The system loads the obstetric questions dataset:
# From ragas_evaluator.py:49-90
DATA_GT = [
    {
        "question": "¿En qué momento y quien debe reevaluar el riesgo...",
        "ground_truth": "El Ginecobstetra en la semana 28 - 30..."
    },
    # 10 questions total
]
2

Query RAG System

Each question is processed through the selected RAG architecture:
# From ragas_evaluator.py:198-210
rag_result = self.query_function(question)

# Extract data for RAGAS
questions.append(question)
answers.append(rag_result["answer"])
contexts.append(rag_result["contexts"])
ground_truths.append(ground_truth)
3

Calculate RAGAS Metrics

RAGAS evaluates all four metrics:
# From ragas_evaluator.py:118-123
self.metrics = [
    faithfulness,        # Answer faithfulness to context
    answer_relevancy,    # Answer relevance to question
    context_precision,   # Precision of retrieved contexts
    context_recall       # Recall of necessary information
]
4

Save Results

Results are saved to results/ragas_evaluation_[rag_type]_[timestamp].json

Example Output

Starting RAGAS evaluation
System: Simple Semantic RAG
Dataset: Obstetric queries (10 questions)
============================================================
Processing 10 queries with Simple Semantic RAG
Dataset prepared: 10 queries processed
Starting RAGAS evaluation...
Evaluation completed

============================================================
RAGAS EVALUATION RESULTS
============================================================
Faithfulness: 0.850
Answer Relevancy: 0.265
Context Precision: 0.779
Context Recall: 0.600

Average Score: 0.623
Performance: Good

Results saved to: results/ragas_evaluation_simple_20260311_093843.json

Evaluation completed - 10 queries processed

Multi-Model Evaluation

Compare performance across multiple language models for a specific RAG architecture.

Command

python scripts/run_evaluation.py multi-model [rag_type]

Examples

python scripts/run_evaluation.py multi-model hybrid

Available Models

The system evaluates across all models defined in MODELS_REGISTRY:
  • gpt-4o - OpenAI GPT-4o
  • gpt-5 - OpenAI GPT-5
  • gpt-5.2 - OpenAI GPT-5.2
  • google/medgemma-1.5-4b-it - Medical-specialized model
  • And other models configured in the registry

How It Works

# From ragas_evaluator.py:611-684
def run_multi_model_evaluation(self, models_to_test: list = None):
    if models_to_test is None:
        models_to_test = list(MODELS_REGISTRY.keys())

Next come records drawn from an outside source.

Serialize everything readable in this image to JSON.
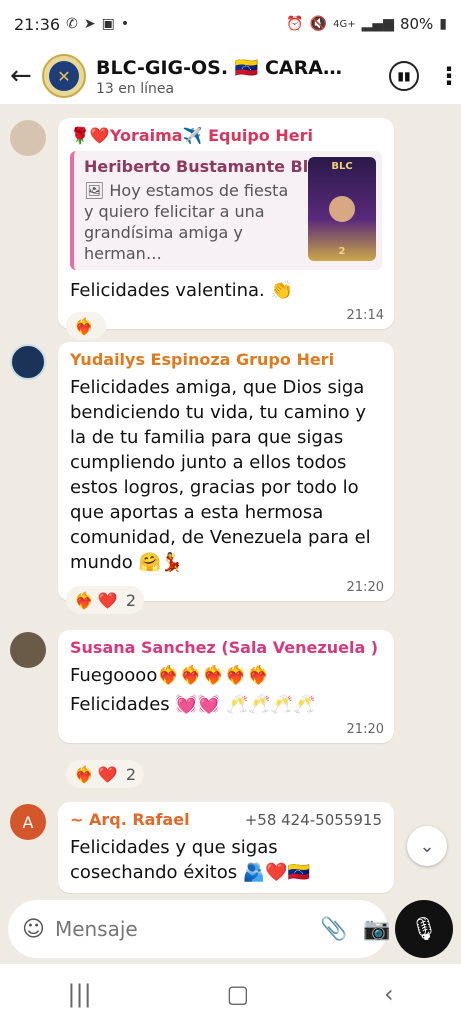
{
  "status": {
    "time": "21:36",
    "battery": "80%",
    "network": "4G+"
  },
  "header": {
    "title": "BLC-GIG-OS. 🇻🇪 CARACAS 🇻🇪",
    "subtitle": "13 en línea"
  },
  "messages": [
    {
      "sender": "🌹❤️Yoraima✈️ Equipo Heri",
      "quote_name": "Heriberto Bustamante Blc",
      "quote_text": "🖼 Hoy estamos de fiesta y quiero felicitar a una grandísima amiga y herman…",
      "quote_thumb_label": "BLC",
      "text": "Felicidades valentina. 👏",
      "time": "21:14",
      "reactions": [
        "❤️‍🔥"
      ],
      "reaction_count": ""
    },
    {
      "sender": "Yudailys Espinoza Grupo Heri",
      "text": "Felicidades amiga, que Dios siga bendiciendo tu vida, tu camino y la de tu familia para que sigas cumpliendo junto a ellos todos estos logros, gracias por todo lo que aportas a esta hermosa comunidad, de Venezuela para el mundo 🤗💃",
      "time": "21:20",
      "reactions": [
        "❤️‍🔥",
        "❤️"
      ],
      "reaction_count": "2"
    },
    {
      "sender": "Susana Sanchez (Sala Venezuela )",
      "text_line1": "Fuegoooo❤️‍🔥❤️‍🔥❤️‍🔥❤️‍🔥❤️‍🔥",
      "text_line2": "Felicidades 💓💓 🥂🥂🥂🥂",
      "time": "21:20",
      "reactions": [
        "❤️‍🔥",
        "❤️"
      ],
      "reaction_count": "2"
    },
    {
      "sender": "~ Arq. Rafael",
      "avatar_letter": "A",
      "phone": "+58 424-5055915",
      "text": "Felicidades y que sigas cosechando éxitos 🫂❤️🇻🇪"
    }
  ],
  "input": {
    "placeholder": "Mensaje"
  },
  "colors": {
    "yoraima": "#d9365e",
    "yudailys": "#e07a1f",
    "susana": "#d63a7e",
    "rafael": "#e06a2a"
  }
}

    print(f"Starting multi-model evaluation for RAG type: '{self.rag_type}'")
    print(f"Models to be tested: {models_to_test}")

    all_models_data = {}
    
    for model_key in models_to_test:
        print(f"\n--- Evaluating with model: {model_key} ---")
        
        # Create the language model instance
        model_config = MODELS_REGISTRY[model_key]
        llm_instance = create_llm(model_config)
        
        # Run evaluation with this model
        results_dataset = self.run_evaluation()
        
        # Collect results
        model_data = self.save_results(results_dataset, return_data_only=True, model_name=model_key)
        all_models_data[model_key] = model_data

Output File

Results are saved to results/ragas_multimodel_[rag_type]_[timestamp].json
Multi-model evaluations take significantly longer since each model processes all 10 questions. Expect 10-30 minutes depending on the models tested.

Comprehensive Benchmark

Run a complete evaluation across all RAG architectures and all available models.

Command

python scripts/run_evaluation.py all-models-all-rags

What This Does

1

Evaluate All RAG Types

Runs evaluations for all 6 RAG architectures:
  • Simple Semantic RAG
  • HyDE RAG
  • Rewriter RAG
  • Hybrid RAG
  • Hybrid RAG + RRF
  • PageIndex RAG
2

Test All Models

Each RAG is tested with every model in MODELS_REGISTRY
3

Generate Comparison Data

Produces comprehensive comparison showing:
  • Performance of each RAG architecture
  • Model-specific performance variations
  • Cross-model consistency
  • Optimal configuration identification

Output File

Results are saved to results/ragas_comprehensive_all_rags_all_models_[timestamp].json
This is the most comprehensive evaluation and can take several hours to complete. It processes:
  • 6 RAG architectures × N models × 10 questions
Recommended for final benchmarking and research publication.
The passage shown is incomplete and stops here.